3.2     Number: Qualification: Election: Term. The number of directors which shall constitute the entire board of directors shall be not less than three nor more than twelve. Within the limits above specified, the number of directors which shall constitute the entire board of directors shall be determined by resolution adopted by a majority of the members of the board of directors. Except as otherwise required by law or the certificate of incorporation of the Corporation, the directors shall be elected at an annual meeting of stockholders at which a quorum is present. Directors shall be elected by a plurality of the votes of the shares present in person or represented by proxy and entitled to vote on the election of directors. Each director so chosen shall hold office until his term expires as provided in the certificate of incorporation and until his successor is elected and qualified or, if earlier, until his death, resignation, or removal from office. None of the directors need be a stockholder of the Corporation or a resident of the State of Delaware. Each director must have attained the age of majority.

and replaced with the following:

“3.2.     Number: Qualification: Election: Term. The number of directors which shall constitute the entire board of directors shall be not less than three nor more than twelve. Within the limits above specified, the number of directors which shall constitute the entire board of directors shall be determined by resolution adopted by a majority of the members of the board of directors. Except as otherwise required by law or the certificate of incorporation of the Corporation, the directors shall be elected at an annual meeting of stockholders at which a quorum is present. In a contested election, the directors shall be elected by the vote of a plurality of the votes of the shares present in person or represented by proxy and entitled to vote on the election of directors. In an uncontested election, the directors shall be elected by a majority of the votes of the shares present in person or represented by proxy and entitled to vote on the election of directors.

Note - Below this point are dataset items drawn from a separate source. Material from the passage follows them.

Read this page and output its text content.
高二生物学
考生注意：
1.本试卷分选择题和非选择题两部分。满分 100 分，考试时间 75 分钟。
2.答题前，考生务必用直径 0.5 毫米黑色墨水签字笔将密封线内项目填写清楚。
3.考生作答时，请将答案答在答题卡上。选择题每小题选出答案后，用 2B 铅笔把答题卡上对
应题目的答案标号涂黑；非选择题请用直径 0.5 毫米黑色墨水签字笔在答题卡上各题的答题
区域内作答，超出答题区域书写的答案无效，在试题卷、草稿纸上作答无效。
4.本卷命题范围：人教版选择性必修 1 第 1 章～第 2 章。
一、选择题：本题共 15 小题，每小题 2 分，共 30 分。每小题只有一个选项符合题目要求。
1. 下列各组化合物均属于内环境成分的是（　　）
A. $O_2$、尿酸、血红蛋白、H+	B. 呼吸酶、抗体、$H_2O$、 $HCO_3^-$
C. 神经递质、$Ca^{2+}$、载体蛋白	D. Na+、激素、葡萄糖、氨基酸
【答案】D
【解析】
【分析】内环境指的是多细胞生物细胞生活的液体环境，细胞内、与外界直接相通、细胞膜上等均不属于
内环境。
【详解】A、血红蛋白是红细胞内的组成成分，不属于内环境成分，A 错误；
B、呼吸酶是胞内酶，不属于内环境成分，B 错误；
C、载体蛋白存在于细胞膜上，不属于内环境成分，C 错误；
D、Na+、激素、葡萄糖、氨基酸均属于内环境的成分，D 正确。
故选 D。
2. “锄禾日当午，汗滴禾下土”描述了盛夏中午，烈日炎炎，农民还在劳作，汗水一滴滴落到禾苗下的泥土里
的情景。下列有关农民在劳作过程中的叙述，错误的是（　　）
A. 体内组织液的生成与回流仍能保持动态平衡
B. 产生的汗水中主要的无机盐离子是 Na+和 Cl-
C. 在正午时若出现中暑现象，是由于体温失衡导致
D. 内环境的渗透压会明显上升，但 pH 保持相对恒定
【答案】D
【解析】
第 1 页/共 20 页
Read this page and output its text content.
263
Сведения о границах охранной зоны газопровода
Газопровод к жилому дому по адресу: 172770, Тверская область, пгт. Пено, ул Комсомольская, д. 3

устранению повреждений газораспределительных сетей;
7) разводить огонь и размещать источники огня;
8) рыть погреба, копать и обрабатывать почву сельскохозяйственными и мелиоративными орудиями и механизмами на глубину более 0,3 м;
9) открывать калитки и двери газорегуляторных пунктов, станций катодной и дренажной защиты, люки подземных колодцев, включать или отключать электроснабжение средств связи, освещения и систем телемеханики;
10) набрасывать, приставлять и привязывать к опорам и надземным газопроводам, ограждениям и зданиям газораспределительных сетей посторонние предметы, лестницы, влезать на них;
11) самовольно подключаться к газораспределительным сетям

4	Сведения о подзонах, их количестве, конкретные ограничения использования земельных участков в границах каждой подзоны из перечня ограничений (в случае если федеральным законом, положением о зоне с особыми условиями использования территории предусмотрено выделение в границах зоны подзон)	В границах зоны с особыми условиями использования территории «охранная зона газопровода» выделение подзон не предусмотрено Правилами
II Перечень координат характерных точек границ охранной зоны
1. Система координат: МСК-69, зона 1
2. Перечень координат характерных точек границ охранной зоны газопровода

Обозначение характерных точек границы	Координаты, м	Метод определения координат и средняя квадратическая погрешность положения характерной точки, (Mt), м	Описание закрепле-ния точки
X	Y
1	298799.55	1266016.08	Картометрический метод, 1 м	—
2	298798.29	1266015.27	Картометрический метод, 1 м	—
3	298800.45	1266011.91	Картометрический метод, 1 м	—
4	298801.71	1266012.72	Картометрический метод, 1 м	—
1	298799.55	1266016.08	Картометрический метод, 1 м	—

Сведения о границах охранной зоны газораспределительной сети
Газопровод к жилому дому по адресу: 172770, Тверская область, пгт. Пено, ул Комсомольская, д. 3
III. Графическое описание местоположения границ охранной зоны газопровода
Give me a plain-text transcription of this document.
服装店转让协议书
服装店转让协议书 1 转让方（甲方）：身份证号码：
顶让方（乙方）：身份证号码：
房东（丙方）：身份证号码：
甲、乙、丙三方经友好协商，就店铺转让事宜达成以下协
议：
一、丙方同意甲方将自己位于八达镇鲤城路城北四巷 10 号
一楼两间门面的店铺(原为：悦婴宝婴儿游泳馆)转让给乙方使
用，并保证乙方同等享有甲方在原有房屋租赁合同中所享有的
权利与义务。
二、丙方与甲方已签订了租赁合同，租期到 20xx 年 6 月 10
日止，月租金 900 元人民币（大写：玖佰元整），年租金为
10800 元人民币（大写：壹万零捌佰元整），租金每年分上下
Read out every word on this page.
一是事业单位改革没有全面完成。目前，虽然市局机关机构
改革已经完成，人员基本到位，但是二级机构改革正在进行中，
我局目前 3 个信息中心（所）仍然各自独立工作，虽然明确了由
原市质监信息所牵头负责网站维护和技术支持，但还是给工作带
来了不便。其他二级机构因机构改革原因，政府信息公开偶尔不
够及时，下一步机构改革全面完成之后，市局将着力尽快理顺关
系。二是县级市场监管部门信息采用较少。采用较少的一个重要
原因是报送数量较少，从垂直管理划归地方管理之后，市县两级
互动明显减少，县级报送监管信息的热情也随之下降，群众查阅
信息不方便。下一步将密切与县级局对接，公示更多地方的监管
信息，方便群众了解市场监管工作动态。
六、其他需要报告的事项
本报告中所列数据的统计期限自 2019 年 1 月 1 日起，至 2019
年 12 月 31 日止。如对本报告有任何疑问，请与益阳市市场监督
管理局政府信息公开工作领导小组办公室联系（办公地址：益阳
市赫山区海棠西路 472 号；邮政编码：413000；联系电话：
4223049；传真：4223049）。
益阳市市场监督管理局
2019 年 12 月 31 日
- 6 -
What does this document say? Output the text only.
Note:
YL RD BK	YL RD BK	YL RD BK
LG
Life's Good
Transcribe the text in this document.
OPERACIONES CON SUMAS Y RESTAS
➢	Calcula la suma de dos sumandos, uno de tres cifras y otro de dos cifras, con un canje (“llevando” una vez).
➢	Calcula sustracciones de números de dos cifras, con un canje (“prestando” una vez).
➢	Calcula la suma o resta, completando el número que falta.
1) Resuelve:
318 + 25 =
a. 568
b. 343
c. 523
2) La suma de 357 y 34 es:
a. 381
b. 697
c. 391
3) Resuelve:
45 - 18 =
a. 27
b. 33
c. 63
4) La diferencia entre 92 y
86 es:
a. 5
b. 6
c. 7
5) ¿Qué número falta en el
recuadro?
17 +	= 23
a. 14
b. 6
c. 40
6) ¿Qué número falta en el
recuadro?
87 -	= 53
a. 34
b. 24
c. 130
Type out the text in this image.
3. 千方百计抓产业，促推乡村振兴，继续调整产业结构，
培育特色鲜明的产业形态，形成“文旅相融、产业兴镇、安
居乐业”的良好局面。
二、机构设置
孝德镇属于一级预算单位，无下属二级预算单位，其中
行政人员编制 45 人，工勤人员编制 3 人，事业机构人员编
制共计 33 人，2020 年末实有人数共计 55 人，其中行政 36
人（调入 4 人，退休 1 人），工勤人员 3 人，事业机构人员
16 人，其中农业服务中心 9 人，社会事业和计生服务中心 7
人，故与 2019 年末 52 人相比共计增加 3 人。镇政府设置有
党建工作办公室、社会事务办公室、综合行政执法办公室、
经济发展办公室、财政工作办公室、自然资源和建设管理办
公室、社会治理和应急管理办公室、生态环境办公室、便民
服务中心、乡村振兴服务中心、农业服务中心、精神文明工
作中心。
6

The following additional procedures apply in an uncontested election of an incumbent director: A nominee who does not receive a majority of the votes cast shall promptly deliver a written resignation to the board of directors and shall continue to serve as a holdover director until the effective date of the director’s resignation which shall be no later than 120 days after the date of the election. The remaining board of directors, by a majority vote, promptly shall determine whether to decline to accept or to accept the resignation of such director. If the board of directors declines to accept the resignation, the director may continue to serve so long as such nominee received a plurality of the votes cast. If the board of directors accepts the resignation, the office shall be considered vacant and the board of directors may fill the office pursuant to Section 3.5 of the Bylaws.

Each director shall hold office until his term expires as provided in the certificate of incorporation and until his successor is elected and qualified or, if earlier, until his death, resignation, or removal from





office. None of the directors need be a stockholder of the Corporation or a resident of the State of Delaware. Each director must have attained the age of majority.”

Except as herein amended, the provisions of the Bylaws shall remain in full force and effect.